A nasal blockage also causes breathing problems. This can be caused by trauma, such as a ‘broken nose’ from a hockey stick or punch, or a structural abnormality that has developed naturally. Nasal blockages can cause sleep disruption and might hamper recovery but don’t affect exercise as much because athletes switch to mouth breathing during intensive exercise. Some blockages might require a procedure to correct them.

 

Strategies to reduce and relieve some of the symptoms

Providing medical advice has been sought to treat any acute symptoms and diagnose any potential illnesses; athletes can look to implement some of the following strategies to reduce their discomfort and, potentially, improve their performance.

 

Reduce exposure to cold and dry air, allergens, pollution, or other airway irritants

This is difficult if you are asked to run a marathon in a major city such as Los Angeles: the pollution levels are hazardous and might mean running at the least-polluted time of day or in ‘green lungs’ of the city such as large parks or beside a river. A mask can help filter against airborne particles but not gases.

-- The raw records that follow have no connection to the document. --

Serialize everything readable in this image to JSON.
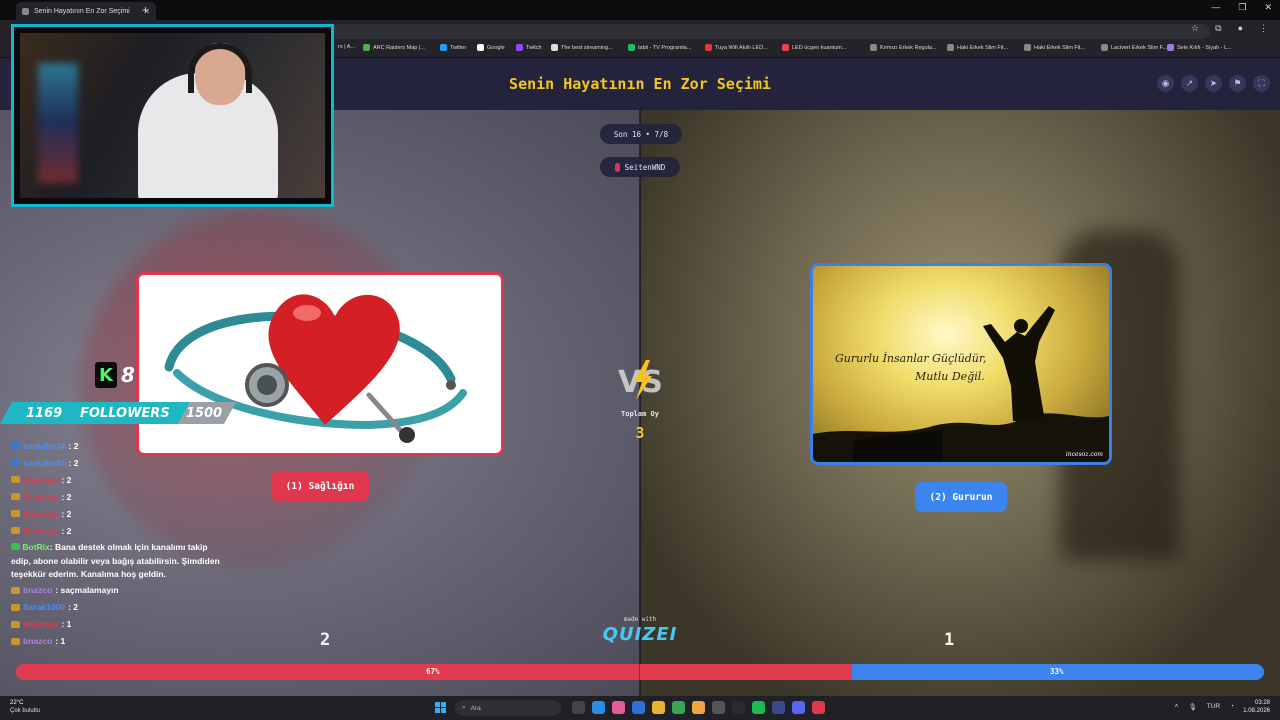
{
  "browser": {
    "tab_title": "Senin Hayatının En Zor Seçimi",
    "bookmarks": [
      "ARC Raiders Map |...",
      "Twitter",
      "Google",
      "Twitch",
      "The best streaming...",
      "tabii - TV Programla...",
      "Tuya Wifi Akıllı LED...",
      "LED ücgen kuantum...",
      "Kırmızı Erkek Regula...",
      "Haki Erkek Slim Fit...",
      "Haki Erkek Slim Fit...",
      "Lacivert Erkek Slim F...",
      "Sele Kılıfı - Siyah - L..."
    ],
    "bookmark_fragment": "rs | A..."
  },
  "quiz": {
    "title": "Senin Hayatının En Zor Seçimi",
    "round": "Son 16 • 7/8",
    "user": "SeitenWND",
    "total_label": "Toplam Oy",
    "total_votes": "3",
    "made_with": "made with",
    "brand": "QUIZEI",
    "option_a": {
      "label": "(1) Sağlığın",
      "votes": "2",
      "percent_label": "67%",
      "share": 0.67,
      "color": "#e23a4e"
    },
    "option_b": {
      "label": "(2) Gururun",
      "votes": "1",
      "percent_label": "33%",
      "share": 0.33,
      "color": "#3d85ee",
      "quote_line1": "Gururlu İnsanlar Güçlüdür,",
      "quote_line2": "Mutlu Değil.",
      "watermark": "incesoz.com"
    },
    "header_icons": [
      "eye-icon",
      "share-icon",
      "send-icon",
      "flag-icon",
      "fullscreen-icon"
    ]
  },
  "overlay": {
    "kick_letter": "K",
    "kick_count": "8",
    "followers_current": "1169",
    "followers_label": "FOLLOWERS",
    "followers_goal": "1500"
  },
  "chat": [
    {
      "user": "santafer34",
      "msg": ": 2",
      "color": "#4d8ef0"
    },
    {
      "user": "santafer34",
      "msg": ": 2",
      "color": "#4d8ef0"
    },
    {
      "user": "Maycayy",
      "msg": ": 2",
      "color": "#e0374f"
    },
    {
      "user": "Maycayy",
      "msg": ": 2",
      "color": "#e0374f"
    },
    {
      "user": "Maycayy",
      "msg": ": 2",
      "color": "#e0374f"
    },
    {
      "user": "Maycayy",
      "msg": ": 2",
      "color": "#e0374f"
    }
  ],
  "chat_bot": {
    "user": "BotRix",
    "msg": ": Bana destek olmak için kanalımı takip edip, abone olabilir veya bağış atabilirsin. Şimdiden teşekkür ederim. Kanalıma hoş geldin."
  },
  "chat_tail": [
    {
      "user": "bnazco",
      "msg": ": saçmalamayın",
      "color": "#b07fe0"
    },
    {
      "user": "Sarak1000",
      "msg": ": 2",
      "color": "#4d8ef0"
    },
    {
      "user": "Maycayy",
      "msg": ": 1",
      "color": "#e0374f"
    },
    {
      "user": "bnazco",
      "msg": ": 1",
      "color": "#b07fe0"
    }
  ],
  "taskbar": {
    "temperature": "22°C",
    "weather": "Çok bulutlu",
    "search": "Ara",
    "lang": "TUR",
    "time": "03:28",
    "date": "1.08.2026"
  }
}
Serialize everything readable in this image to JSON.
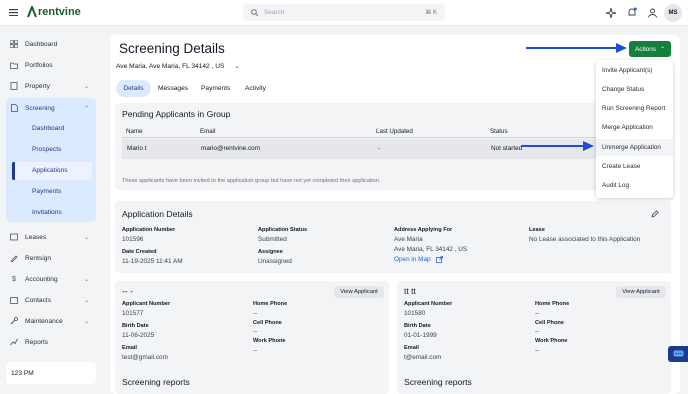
{
  "app": {
    "brand": "rentvine",
    "brand_color": "#1a5d2e",
    "accent": "#15803d"
  },
  "topbar": {
    "search_placeholder": "Search",
    "shortcut": "⌘ K",
    "avatar_initials": "MS"
  },
  "sidebar": {
    "items": [
      {
        "label": "Dashboard",
        "icon": "grid-icon"
      },
      {
        "label": "Portfolios",
        "icon": "folder-icon"
      },
      {
        "label": "Property",
        "icon": "building-icon"
      },
      {
        "label": "Screening",
        "icon": "document-icon"
      },
      {
        "label": "Leases",
        "icon": "lease-icon"
      },
      {
        "label": "Rentsign",
        "icon": "pen-icon"
      },
      {
        "label": "Accounting",
        "icon": "dollar-icon"
      },
      {
        "label": "Contacts",
        "icon": "contacts-icon"
      },
      {
        "label": "Maintenance",
        "icon": "wrench-icon"
      },
      {
        "label": "Reports",
        "icon": "chart-icon"
      }
    ],
    "screening_sub": [
      "Dashboard",
      "Prospects",
      "Applications",
      "Payments",
      "Invitations"
    ],
    "active_sub": "Applications",
    "footer_text": "123 PM"
  },
  "page": {
    "title": "Screening Details",
    "address_selector": "Ave Maria, Ave Maria, FL 34142 , US",
    "tabs": [
      "Details",
      "Messages",
      "Payments",
      "Activity"
    ],
    "active_tab": "Details",
    "actions_label": "Actions"
  },
  "actions_menu": [
    "Invite Applicant(s)",
    "Change Status",
    "Run Screening Report",
    "Merge Application",
    "Unmerge Application",
    "Create Lease",
    "Audit Log"
  ],
  "pending": {
    "title": "Pending Applicants in Group",
    "headers": [
      "Name",
      "Email",
      "Last Updated",
      "Status"
    ],
    "row": {
      "name": "Mario t",
      "email": "mario@rentvine.com",
      "updated": "-",
      "status": "Not started"
    },
    "note": "These applicants have been invited to the application group but have not yet completed their application."
  },
  "details": {
    "title": "Application Details",
    "application_number_label": "Application Number",
    "application_number": "101596",
    "date_created_label": "Date Created",
    "date_created": "11-19-2025 11:41 AM",
    "status_label": "Application Status",
    "status": "Submitted",
    "assignee_label": "Assignee",
    "assignee": "Unassigned",
    "address_label": "Address Applying For",
    "address_line1": "Ave Maria",
    "address_line2": "Ave Maria, FL 34142 , US",
    "open_map": "Open in Map",
    "lease_label": "Lease",
    "lease": "No Lease associated to this Application"
  },
  "applicants": [
    {
      "name": "-- -",
      "view": "View Applicant",
      "number_label": "Applicant Number",
      "number": "101577",
      "birth_label": "Birth Date",
      "birth": "11-06-2025",
      "email_label": "Email",
      "email": "test@gmail.com",
      "home_label": "Home Phone",
      "home": "--",
      "cell_label": "Cell Phone",
      "cell": "--",
      "work_label": "Work Phone",
      "work": "--",
      "reports": "Screening reports"
    },
    {
      "name": "tt tt",
      "view": "View Applicant",
      "number_label": "Applicant Number",
      "number": "101580",
      "birth_label": "Birth Date",
      "birth": "01-01-1999",
      "email_label": "Email",
      "email": "t@email.com",
      "home_label": "Home Phone",
      "home": "--",
      "cell_label": "Cell Phone",
      "cell": "--",
      "work_label": "Work Phone",
      "work": "--",
      "reports": "Screening reports"
    }
  ]
}
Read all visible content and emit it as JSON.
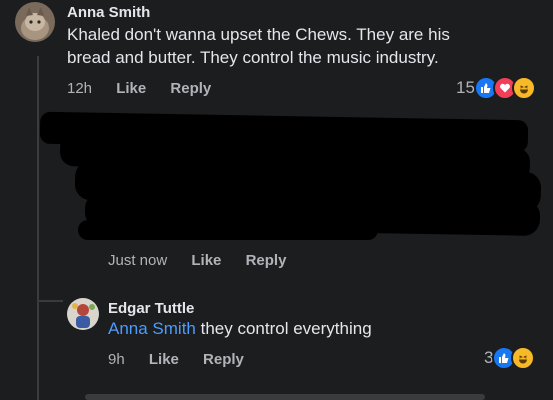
{
  "comments": [
    {
      "author": "Anna Smith",
      "text": "Khaled don't wanna upset the Chews. They are his bread and butter. They control the music industry.",
      "time": "12h",
      "like_label": "Like",
      "reply_label": "Reply",
      "reaction_count": "15",
      "reactions": [
        "like-icon",
        "love-icon",
        "haha-icon"
      ]
    },
    {
      "author": "",
      "text": "",
      "time": "Just now",
      "like_label": "Like",
      "reply_label": "Reply",
      "redacted": true
    },
    {
      "author": "Edgar Tuttle",
      "mention": "Anna Smith",
      "text": "they control everything",
      "time": "9h",
      "like_label": "Like",
      "reply_label": "Reply",
      "reaction_count": "3",
      "reactions": [
        "like-icon",
        "haha-icon"
      ]
    }
  ],
  "colors": {
    "background": "#1c1d1f",
    "text": "#e4e6eb",
    "muted": "#b0b3b8",
    "mention": "#4b9cff",
    "like_blue": "#1877f2",
    "love_red": "#f33e58",
    "haha_yellow": "#f7b928"
  }
}
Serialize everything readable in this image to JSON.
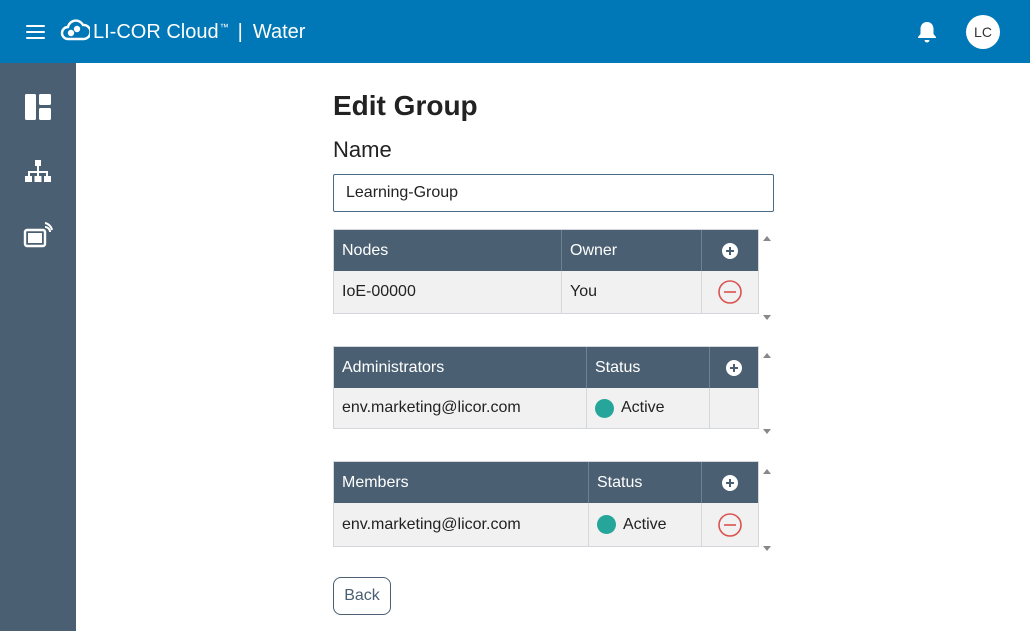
{
  "header": {
    "brand": "LI-COR Cloud",
    "trademark": "™",
    "separator": "|",
    "product": "Water",
    "avatar_initials": "LC",
    "brand_color": "#0077b6"
  },
  "sidebar": {
    "items": [
      {
        "icon": "dashboard-icon"
      },
      {
        "icon": "hierarchy-icon"
      },
      {
        "icon": "device-wireless-icon"
      }
    ],
    "color": "#4a6072"
  },
  "page": {
    "title": "Edit Group",
    "name_label": "Name",
    "name_value": "Learning-Group"
  },
  "nodes_table": {
    "columns": [
      "Nodes",
      "Owner"
    ],
    "rows": [
      {
        "node": "IoE-00000",
        "owner": "You"
      }
    ]
  },
  "admins_table": {
    "columns": [
      "Administrators",
      "Status"
    ],
    "rows": [
      {
        "email": "env.marketing@licor.com",
        "status": "Active"
      }
    ]
  },
  "members_table": {
    "columns": [
      "Members",
      "Status"
    ],
    "rows": [
      {
        "email": "env.marketing@licor.com",
        "status": "Active"
      }
    ]
  },
  "status_color": "#26a69a",
  "back_label": "Back"
}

Some swimmers are affected by chlorine and other chemicals in pools. Nose rinsing with saline before or after swimming may help reduce the symptoms, as might wearing a nasal clip.

Exercising in cold and dry air increases the number of respiratory symptoms; avoiding this is difficult if you live in a region that has cold and dry air most of the year. The advice is to modify your training so that you avoid the worst parts of the day or wear a mask.

Wear a heat and moisture exchange face mask.

These masks help warm and humidify inspired air and have been shown to reduce exercise-induced symptoms in asthmatics. If you live in a cold and dry environment, this might be a good investment. If you are going to compete in such an environment, and suffer from exercise-induced respiratory problems, then buying a mask and training in it prior to competition might be a good idea.

Modify dietary intake.

There is some evidence that supplementing your diet can help alleviate the adverse respiratory symptoms associated with exercise. Supplements shown to have worked include omega-3 polyunsaturated fatty acids and fish oils. One study has shown that prebiotic supplementation worked. The prebiotic used was Bimuno-galactooligosaccharide (B-GOS) which can be bought in most health stores.

Reducing salt intake has also been shown to work. The reason for this has yet to be determined, but the results are what matters to the athlete.

If you do try and modify your diet, I suggest that you try one supplement at a time. If it works, then there is no need to do more.